3. Emergency Response
The CEO was fired, an unflattering news piece aired or any event that can undermine the organization needs to be treated with a clear and appropriate response from the internal communication manager, who’s job is to support the emergency procedures and make sure the decisions made, reach all the employees.
4. Looking For Communication Slips and Failures
A disgruntled employee with a broken computer, says it takes him 5 times longer to do the work? Apparently, there is a communication failure somewhere in the complaints channel.
It’s the internal communication manager’s job to identify the slip and the number of channels the employee has to go through to produce a quick singular communication channel in order to fix the problem directly.
How Do We Know If The Internal Communication Manager Did A Good Job?
1. From The CEO’s Point Of View
In case of an emergency, can all employees be reached immediately? Did instructions and decisions made by management make it all the way to the entire staff without getting stuck on the way? Is everything measurable and you can tell who received the information and who didn’t? If the answer to these questions is yes, the internal communication manager did its job properly.
2. From Management’s Point Of View
Management needs to know it can easily reach all the employees to convey guidelines and measure them. If the HR manager can reach the employees quickly and easily, it means the internal communication manager created efficient channels. For example: If you’re giving out holiday gifts and the employees need to choose between several options. How simple is it to get to them and make a decision based on their preferences?
3. From The Employee’s Point Of View
It’s important to create channels that provide quick solutions to all the service givers in the organization (welfare, HR, the department in charge of company cars, and so on). The employees need to feel like the organization provides them a communicational service, just like the one they get from their cable, internet, or cell phone provider, for instance.
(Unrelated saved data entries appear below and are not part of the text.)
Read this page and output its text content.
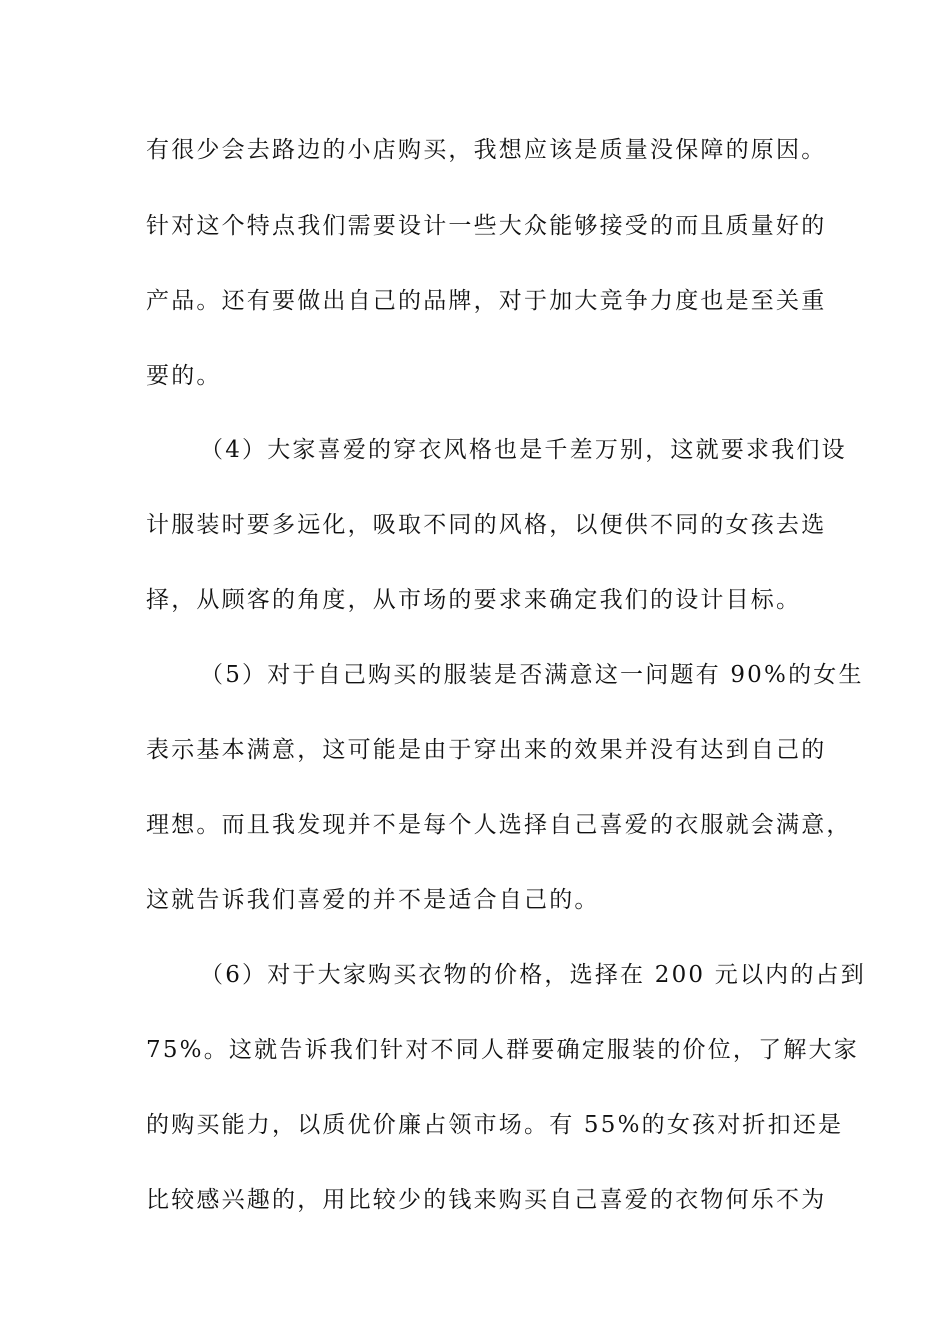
有很少会去路边的小店购买，我想应该是质量没保障的原因。
针对这个特点我们需要设计一些大众能够接受的而且质量好的
产品。还有要做出自己的品牌，对于加大竞争力度也是至关重
要的。
（4）大家喜爱的穿衣风格也是千差万别，这就要求我们设
计服装时要多远化，吸取不同的风格，以便供不同的女孩去选
择，从顾客的角度，从市场的要求来确定我们的设计目标。
（5）对于自己购买的服装是否满意这一问题有 90%的女生
表示基本满意，这可能是由于穿出来的效果并没有达到自己的
理想。而且我发现并不是每个人选择自己喜爱的衣服就会满意，
这就告诉我们喜爱的并不是适合自己的。
（6）对于大家购买衣物的价格，选择在 200 元以内的占到
75%。这就告诉我们针对不同人群要确定服装的价位，了解大家
的购买能力，以质优价廉占领市场。有 55%的女孩对折扣还是
比较感兴趣的，用比较少的钱来购买自己喜爱的衣物何乐不为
All the information the employee needs should be accessible and answers to questions should be received quickly and efficiently.
4. From HR’s Point Of View
Employees should be more engaged with the organization and its goals. The HR department can display the work it does to the employees in relevant channels. It can be pictures from the organization team building day, a nice bonus, or a perk they managed to secure for the employees or even publishing the names of the best employees of the month.
5. From The Marketing Department’s Point Of View
Are the employees engaged with the marketing plans? Was there sharing and brainstorming about marketing ideas? All of these can create an even bigger engagement rate between the employees and the organization, and contribute to the joint efforts of the organization as a whole.
The internal communication manager needs to be the thread connecting all the different parts of the organization. The manager needs to examine the current communication state and understand how it can be improved or upgraded, by understanding the possible channels of communication, creating comfortable platforms for crisis management, and making sure the communication conditions are optimal, both in the technical and the procedural fields. A good internal communication manager will also increase the employees’ engagement with the organization as a whole. One of the tools that can ease this process is an employee app, which will keep the organization’s information, manage groups automatically, create separate focused channels, and make the entire organizational communication more efficient.